Migraines will make him punch his own head as well as stim seriously. For stress he will punch his head or leg. I have mitigated these behaviors slowly, better since in a cooperative school.
He will mutilate his face. Originally the habit started when he was exposed to something at one of his previous schools that caused a rash.
Then it was over anything that was irregular about his skin. He started growing stiffer facial hair a year after that. he HATES it. Texture? Itch? It didn't seem to bother him once truly asleep but he had to be mittened. he would literally peel even flesh.
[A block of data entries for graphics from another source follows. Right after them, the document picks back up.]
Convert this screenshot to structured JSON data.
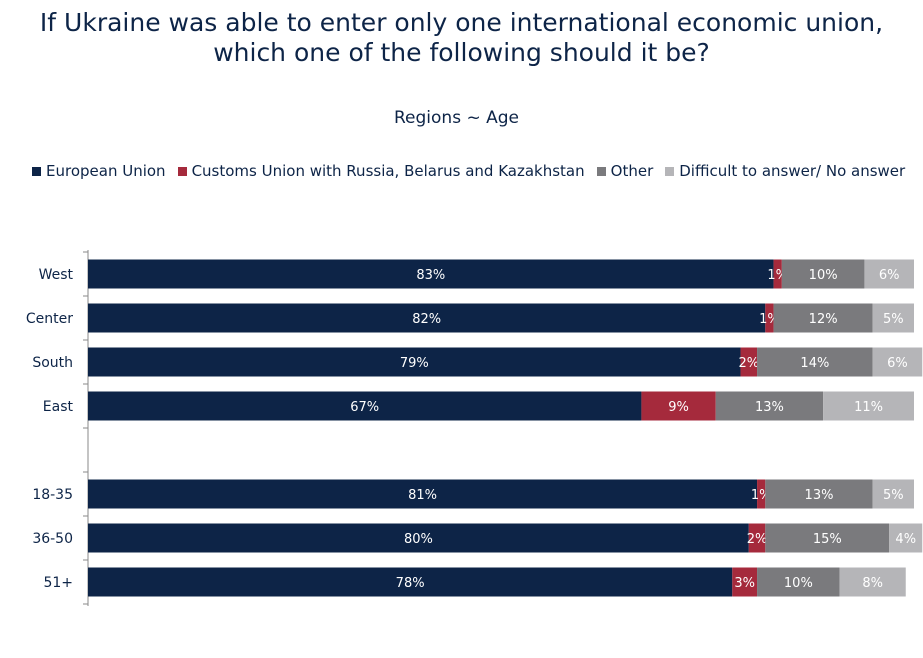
{
  "header": {
    "title_line1": "If Ukraine was able to enter only one international economic union,",
    "title_line2": "which one of the following should it be?",
    "subtitle": "Regions ~ Age"
  },
  "colors": {
    "eu": "#0d2447",
    "customs": "#a52a3c",
    "other": "#7a7a7d",
    "difficult": "#b5b5b8",
    "axis": "#8a8a8a",
    "text": "#0d2447"
  },
  "chart_data": {
    "type": "bar",
    "orientation": "horizontal",
    "stacked": true,
    "title": "If Ukraine was able to enter only one international economic union, which one of the following should it be?",
    "subtitle": "Regions ~ Age",
    "legend_position": "top",
    "categories": [
      "West",
      "Center",
      "South",
      "East",
      "18-35",
      "36-50",
      "51+"
    ],
    "groups": [
      {
        "name": "Regions",
        "categories": [
          "West",
          "Center",
          "South",
          "East"
        ]
      },
      {
        "name": "Age",
        "categories": [
          "18-35",
          "36-50",
          "51+"
        ]
      }
    ],
    "series": [
      {
        "name": "European Union",
        "color": "#0d2447",
        "values": [
          83,
          82,
          79,
          67,
          81,
          80,
          78
        ]
      },
      {
        "name": "Customs Union with Russia, Belarus and Kazakhstan",
        "color": "#a52a3c",
        "values": [
          1,
          1,
          2,
          9,
          1,
          2,
          3
        ]
      },
      {
        "name": "Other",
        "color": "#7a7a7d",
        "values": [
          10,
          12,
          14,
          13,
          13,
          15,
          10
        ]
      },
      {
        "name": "Difficult to answer/ No answer",
        "color": "#b5b5b8",
        "values": [
          6,
          5,
          6,
          11,
          5,
          4,
          8
        ]
      }
    ],
    "value_labels": [
      [
        "83%",
        "82%",
        "79%",
        "67%",
        "81%",
        "80%",
        "78%"
      ],
      [
        "1%",
        "1%",
        "2%",
        "9%",
        "1%",
        "2%",
        "3%"
      ],
      [
        "10%",
        "12%",
        "14%",
        "13%",
        "13%",
        "15%",
        "10%"
      ],
      [
        "6%",
        "5%",
        "6%",
        "11%",
        "5%",
        "4%",
        "8%"
      ]
    ],
    "xlim": [
      0,
      100
    ],
    "grid": false
  }
}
I knew stubble would make it worse and plucked a while. He now uses strips on his own whenever it grows to the point it bugs him. He tried once with the short hairs... that was even over his pain thresholds. Poor guy...sorry. I want to beg for a DX of electrolysis. It is not about beauty.
I used to bite myself when I was stressed out between ages 6-10. My bits and pieces were non-entity for me until I was at an age I had a solid understanding of how basic things work. My other son on spectrum also had a slight hostile relationship with his pet snake when he was younger but had better cognizance over it earlier.